Alle drauf...
Der Sommeranfang stellte sich dieses Jahr verspätet, dann aber heftig und passend ein: Zum elften Inter-Ex am vorletzten Juli-Wochenende in Ostrach/Baden-Württemberg(!) -es muß den Ostrachern zu Liebe betont werden. Zu viele der Teilnehmer halten sie immer wieder für Bayern. Die Grenze zu Bayern verläuft aber auch fast in Sichtweite des Platzes. Nachdem im letzten Jahr dieses Treffen in Holland stattfand, war diesmal Süddeutschland das Ziel. Da aber die meisten Teilnehmer ohnehin kaum ein Inter-Ex auslassen, hat die geographische Entfernung keine entscheidende Bedeutung: Sie müssen sowieso hin. Aber, es ist gerechter so, mit dem Nord-/Südwechsel. Mal hat es einer wie Helmuth Siebarth und seine italienische Crew näher nach Ostrach, das andere Mal sind Leute wie Eric van den Hoogen aus Holland.oder Jupp Wimmer aus Mönchengladbach schnell am Flugplatz im niederländischen Nederweert. Für den Australier Bob Meyer dürfte es im Prinzip keinen Unterschied machen, ob Ostrach oder Nederweert. Da er aber ein gebürtiger Holländer ist und auf Urlaub zu Hause war, hatte er den gleichen weiten Weg wie die traditionell starke niederländische Experimental-Truppe.
Die Modelle
Ein Experiment ist nicht leicht zu definieren und so sind
auch die Modelle grundverschieden. Das beginnt beim Spaß,
wie dem 14-Decker des Berliners Peter Haas. Die vielen kleinen
Tragflächen erzeugen nur Widerstand und Probleme, das Gerät
flog aber recht gut (worüber alle nur staunten). In diese
Sparte der witzigen Konstruktionen gehören auch einige aufblasbare
"Weichteilflieger" von Helmuth Siebarth, und es wäre
schön, wenn die Idee am Schluß verwirklicht werden
könnte: Ein Modell, in der kleinen Tüte
verstaut, am Flugplatz aufgeblasen, und schon fliegen wir.

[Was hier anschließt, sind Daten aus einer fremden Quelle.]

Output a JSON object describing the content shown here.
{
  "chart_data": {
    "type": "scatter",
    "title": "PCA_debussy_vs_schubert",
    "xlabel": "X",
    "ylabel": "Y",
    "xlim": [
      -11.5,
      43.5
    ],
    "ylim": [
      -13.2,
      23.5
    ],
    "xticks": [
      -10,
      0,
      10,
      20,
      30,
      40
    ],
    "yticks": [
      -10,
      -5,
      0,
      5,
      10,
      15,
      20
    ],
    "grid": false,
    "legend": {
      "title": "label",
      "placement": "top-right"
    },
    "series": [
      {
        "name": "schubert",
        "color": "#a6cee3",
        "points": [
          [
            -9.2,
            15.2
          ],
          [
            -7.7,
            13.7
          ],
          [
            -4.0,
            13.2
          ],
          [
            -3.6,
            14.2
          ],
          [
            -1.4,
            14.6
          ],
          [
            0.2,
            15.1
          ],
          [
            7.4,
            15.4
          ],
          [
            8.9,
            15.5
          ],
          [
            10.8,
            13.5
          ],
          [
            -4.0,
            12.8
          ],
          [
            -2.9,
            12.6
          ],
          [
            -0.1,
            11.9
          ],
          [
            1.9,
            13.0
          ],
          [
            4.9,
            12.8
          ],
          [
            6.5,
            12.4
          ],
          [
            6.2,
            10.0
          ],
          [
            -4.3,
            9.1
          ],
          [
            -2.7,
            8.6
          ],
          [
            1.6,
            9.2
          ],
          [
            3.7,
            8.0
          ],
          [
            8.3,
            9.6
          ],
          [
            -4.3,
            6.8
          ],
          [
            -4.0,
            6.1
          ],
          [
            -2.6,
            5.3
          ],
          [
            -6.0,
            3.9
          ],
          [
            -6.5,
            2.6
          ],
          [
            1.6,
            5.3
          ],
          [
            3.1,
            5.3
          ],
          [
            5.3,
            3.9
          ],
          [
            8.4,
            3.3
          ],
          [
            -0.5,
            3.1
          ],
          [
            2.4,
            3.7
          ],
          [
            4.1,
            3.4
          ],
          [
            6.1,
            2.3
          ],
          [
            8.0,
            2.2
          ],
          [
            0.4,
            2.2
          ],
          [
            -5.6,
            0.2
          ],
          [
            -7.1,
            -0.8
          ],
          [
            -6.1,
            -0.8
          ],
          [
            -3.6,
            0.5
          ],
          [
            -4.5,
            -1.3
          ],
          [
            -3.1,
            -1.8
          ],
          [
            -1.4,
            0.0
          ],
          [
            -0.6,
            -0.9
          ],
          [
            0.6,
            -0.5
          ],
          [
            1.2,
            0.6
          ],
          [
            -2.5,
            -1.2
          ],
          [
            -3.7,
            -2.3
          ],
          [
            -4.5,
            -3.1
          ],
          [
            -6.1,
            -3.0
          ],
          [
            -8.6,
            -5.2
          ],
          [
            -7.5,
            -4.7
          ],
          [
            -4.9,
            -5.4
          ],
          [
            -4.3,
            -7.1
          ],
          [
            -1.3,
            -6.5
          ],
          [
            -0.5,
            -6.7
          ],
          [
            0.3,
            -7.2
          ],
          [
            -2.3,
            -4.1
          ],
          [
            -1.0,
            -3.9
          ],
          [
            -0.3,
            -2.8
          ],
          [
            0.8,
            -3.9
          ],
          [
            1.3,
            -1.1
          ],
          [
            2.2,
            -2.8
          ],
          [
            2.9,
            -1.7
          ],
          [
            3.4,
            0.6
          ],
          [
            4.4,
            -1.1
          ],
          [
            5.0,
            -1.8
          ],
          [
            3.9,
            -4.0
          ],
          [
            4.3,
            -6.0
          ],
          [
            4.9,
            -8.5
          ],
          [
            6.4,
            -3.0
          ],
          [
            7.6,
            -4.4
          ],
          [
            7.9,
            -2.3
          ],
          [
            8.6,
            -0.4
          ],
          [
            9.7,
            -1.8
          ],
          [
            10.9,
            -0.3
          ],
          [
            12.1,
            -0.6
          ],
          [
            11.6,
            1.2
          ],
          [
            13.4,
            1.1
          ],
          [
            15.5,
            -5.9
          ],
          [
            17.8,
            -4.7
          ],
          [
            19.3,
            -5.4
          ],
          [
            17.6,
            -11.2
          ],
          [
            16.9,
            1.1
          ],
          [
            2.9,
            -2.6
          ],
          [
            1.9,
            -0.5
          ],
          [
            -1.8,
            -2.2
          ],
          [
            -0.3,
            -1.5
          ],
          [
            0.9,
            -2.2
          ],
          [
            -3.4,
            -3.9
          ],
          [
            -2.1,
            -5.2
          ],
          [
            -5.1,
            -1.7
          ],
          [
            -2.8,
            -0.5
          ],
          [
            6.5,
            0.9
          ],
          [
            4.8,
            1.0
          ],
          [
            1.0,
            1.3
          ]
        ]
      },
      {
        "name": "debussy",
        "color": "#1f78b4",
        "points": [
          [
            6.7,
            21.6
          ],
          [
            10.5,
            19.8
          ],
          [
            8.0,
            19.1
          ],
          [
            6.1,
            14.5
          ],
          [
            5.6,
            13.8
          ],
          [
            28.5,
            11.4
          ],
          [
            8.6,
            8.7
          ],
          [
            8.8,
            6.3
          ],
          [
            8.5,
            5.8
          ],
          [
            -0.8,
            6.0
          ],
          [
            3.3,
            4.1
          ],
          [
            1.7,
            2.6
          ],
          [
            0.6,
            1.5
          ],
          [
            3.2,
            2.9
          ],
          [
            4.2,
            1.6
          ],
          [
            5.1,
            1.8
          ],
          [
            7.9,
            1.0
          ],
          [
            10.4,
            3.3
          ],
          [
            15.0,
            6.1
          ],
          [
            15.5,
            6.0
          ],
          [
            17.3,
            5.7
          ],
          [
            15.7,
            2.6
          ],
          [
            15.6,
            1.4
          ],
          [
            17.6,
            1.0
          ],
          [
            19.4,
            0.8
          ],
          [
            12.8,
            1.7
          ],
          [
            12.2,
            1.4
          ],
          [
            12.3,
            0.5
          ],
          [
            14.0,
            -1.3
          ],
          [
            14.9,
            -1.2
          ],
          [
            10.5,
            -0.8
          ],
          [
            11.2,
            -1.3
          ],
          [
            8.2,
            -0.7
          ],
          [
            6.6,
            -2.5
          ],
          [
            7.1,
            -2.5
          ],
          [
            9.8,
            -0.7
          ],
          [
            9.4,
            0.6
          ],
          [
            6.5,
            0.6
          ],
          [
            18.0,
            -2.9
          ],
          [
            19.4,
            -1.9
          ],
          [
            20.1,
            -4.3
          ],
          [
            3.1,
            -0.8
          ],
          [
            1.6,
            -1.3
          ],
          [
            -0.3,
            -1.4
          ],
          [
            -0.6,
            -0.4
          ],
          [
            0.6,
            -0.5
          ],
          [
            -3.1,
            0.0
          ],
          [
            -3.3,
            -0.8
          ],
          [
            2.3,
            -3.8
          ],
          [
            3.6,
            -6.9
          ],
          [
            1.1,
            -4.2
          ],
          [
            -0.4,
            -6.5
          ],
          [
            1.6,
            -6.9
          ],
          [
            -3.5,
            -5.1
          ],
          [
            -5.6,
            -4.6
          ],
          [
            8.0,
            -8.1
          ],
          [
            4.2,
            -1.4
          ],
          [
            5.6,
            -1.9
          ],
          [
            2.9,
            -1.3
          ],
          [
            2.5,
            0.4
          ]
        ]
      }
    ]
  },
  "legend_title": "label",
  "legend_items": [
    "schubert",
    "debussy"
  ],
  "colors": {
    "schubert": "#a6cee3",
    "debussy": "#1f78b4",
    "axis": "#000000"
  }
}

Völlig neue Wege geht Norbert Schilling, und seine Fluggeräte
sind das, was am besten der Experimental-Idee entspricht: Völlig
zweckfrei, nur um neue Flugzeugkonstellationen zu testen: Sein
riesiger Drehflügler hat an den Rotorenden E-Motoren, in
der Mitte eine recht aufwendige Elektronik und eine Steuerklappe
an einem Rotorblatt. Geflogen ist er nicht, weil der Wind den
4m-Rotor seitlich in die Erde schob. Noch abenteuerlicher seine
Drehwalze, leider ebenfalls nicht geflogen.
Dem Vogelflug naher
Fred Ludwig aus Chemnitz ist mit seinen fliegenden Sauriern
schon von mehreren Inter-Ex bekannt, dort immer mit seinen Flügen
ein Höhepunkt des Treffens und Gewinner von Pokalen gewesen.
Seine Saurier fliegen heute schon perfekt, drehen den Kopf und
bewegen die Flügel im Flug, geben Geräusche von sich.
F. Ludwig könnte damit zufrieden sein -Einladungen zu zahlreichen
Flugtagen sind ihm sicher und der Applaus dort ebenso.
Er ist aber kein Show-Flieger,
sondern ein forschender Modellbauer. Schlagflügelantrieb
ist die eine Aufgabe, die er sich gestellt hat. Fünf solche
Modelle hat er inzwischen gebaut, das Leichteste davon (600g)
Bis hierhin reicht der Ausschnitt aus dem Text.